Sora is a diffusion model that starts from a video that looks like static noise and gradually transforms the video by removing the noise multiple times.
Sora can generate the entire video at once, or expand the generated video to make it longer. By providing multiple frames of foresight to the model at once, Sora solved a challenging problem of ensuring that the theme remains unchanged even when temporarily out of sight.
Similar to the GPT model, Sora utilizes a converter architecture, unleashing excellent scalability performance.
Sora represent videos and images as a collection of smaller data units called patches, each data unit resembling a token in GPT. By unifying the way Sora represent data, Sora can train diffusion converters on a wider range of visual data than before, spanning different durations, resolutions, and aspect ratios.
Sora is based on past research on the DALL·E and GPT models. It uses the restatement technique from DALL·E3, which involves generating highly descriptive subtitles for visual training data. As a result, the model can more faithfully follow the text instructions of the user in the generated video.

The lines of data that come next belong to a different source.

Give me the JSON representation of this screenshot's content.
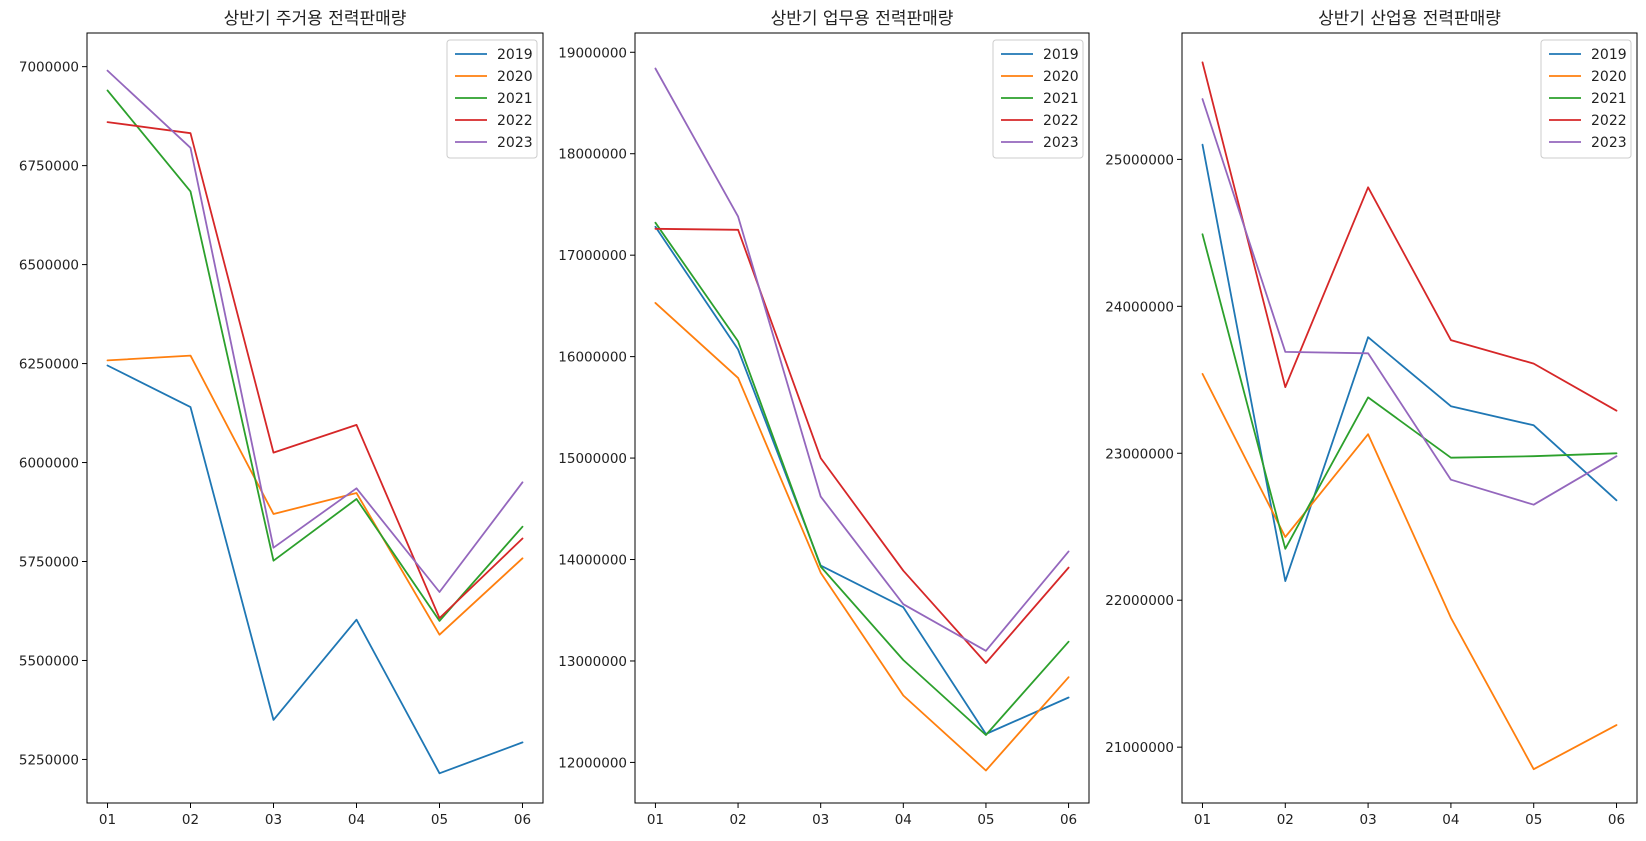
{
  "chart_data": [
    {
      "type": "line",
      "title": "상반기 주거용 전력판매량",
      "xlabel": "",
      "ylabel": "",
      "categories": [
        "01",
        "02",
        "03",
        "04",
        "05",
        "06"
      ],
      "ylim": [
        5140000,
        7085000
      ],
      "yticks": [
        5250000,
        5500000,
        5750000,
        6000000,
        6250000,
        6500000,
        6750000,
        7000000
      ],
      "ytick_labels": [
        "5250000",
        "5500000",
        "5750000",
        "6000000",
        "6250000",
        "6500000",
        "6750000",
        "7000000"
      ],
      "legend": "top-right",
      "grid": false,
      "series": [
        {
          "name": "2019",
          "color": "#1f77b4",
          "values": [
            6245000,
            6140000,
            5350000,
            5603000,
            5215000,
            5293000
          ]
        },
        {
          "name": "2020",
          "color": "#ff7f0e",
          "values": [
            6258000,
            6270000,
            5870000,
            5923000,
            5565000,
            5758000
          ]
        },
        {
          "name": "2021",
          "color": "#2ca02c",
          "values": [
            6940000,
            6685000,
            5752000,
            5908000,
            5600000,
            5838000
          ]
        },
        {
          "name": "2022",
          "color": "#d62728",
          "values": [
            6860000,
            6832000,
            6025000,
            6095000,
            5607000,
            5808000
          ]
        },
        {
          "name": "2023",
          "color": "#9467bd",
          "values": [
            6990000,
            6795000,
            5785000,
            5935000,
            5673000,
            5950000
          ]
        }
      ]
    },
    {
      "type": "line",
      "title": "상반기 업무용 전력판매량",
      "xlabel": "",
      "ylabel": "",
      "categories": [
        "01",
        "02",
        "03",
        "04",
        "05",
        "06"
      ],
      "ylim": [
        11600000,
        19190000
      ],
      "yticks": [
        12000000,
        13000000,
        14000000,
        15000000,
        16000000,
        17000000,
        18000000,
        19000000
      ],
      "ytick_labels": [
        "12000000",
        "13000000",
        "14000000",
        "15000000",
        "16000000",
        "17000000",
        "18000000",
        "19000000"
      ],
      "legend": "top-right",
      "grid": false,
      "series": [
        {
          "name": "2019",
          "color": "#1f77b4",
          "values": [
            17280000,
            16070000,
            13940000,
            13530000,
            12280000,
            12640000
          ]
        },
        {
          "name": "2020",
          "color": "#ff7f0e",
          "values": [
            16530000,
            15790000,
            13870000,
            12660000,
            11920000,
            12840000
          ]
        },
        {
          "name": "2021",
          "color": "#2ca02c",
          "values": [
            17320000,
            16150000,
            13930000,
            13010000,
            12270000,
            13190000
          ]
        },
        {
          "name": "2022",
          "color": "#d62728",
          "values": [
            17260000,
            17250000,
            15000000,
            13890000,
            12980000,
            13920000
          ]
        },
        {
          "name": "2023",
          "color": "#9467bd",
          "values": [
            18840000,
            17380000,
            14620000,
            13560000,
            13100000,
            14080000
          ]
        }
      ]
    },
    {
      "type": "line",
      "title": "상반기 산업용 전력판매량",
      "xlabel": "",
      "ylabel": "",
      "categories": [
        "01",
        "02",
        "03",
        "04",
        "05",
        "06"
      ],
      "ylim": [
        20620000,
        25860000
      ],
      "yticks": [
        21000000,
        22000000,
        23000000,
        24000000,
        25000000
      ],
      "ytick_labels": [
        "21000000",
        "22000000",
        "23000000",
        "24000000",
        "25000000"
      ],
      "legend": "top-right",
      "grid": false,
      "series": [
        {
          "name": "2019",
          "color": "#1f77b4",
          "values": [
            25100000,
            22130000,
            23790000,
            23320000,
            23190000,
            22680000
          ]
        },
        {
          "name": "2020",
          "color": "#ff7f0e",
          "values": [
            23540000,
            22430000,
            23130000,
            21880000,
            20850000,
            21150000
          ]
        },
        {
          "name": "2021",
          "color": "#2ca02c",
          "values": [
            24490000,
            22350000,
            23380000,
            22970000,
            22980000,
            23000000
          ]
        },
        {
          "name": "2022",
          "color": "#d62728",
          "values": [
            25660000,
            23450000,
            24810000,
            23770000,
            23610000,
            23290000
          ]
        },
        {
          "name": "2023",
          "color": "#9467bd",
          "values": [
            25410000,
            23690000,
            23680000,
            22820000,
            22650000,
            22980000
          ]
        }
      ]
    }
  ]
}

In addition to being able to generate videos solely based on text instructions, this model can also capture existing still images and generate videos from them, accurately animating image content while paying attention to small details. This model can also capture existing videos and expand or fill in missing frames. Learn more in our technical report.
Sora is the foundation for understanding and simulating real-world models, and Sora believe this ability will be an important milestone in achieving AGI.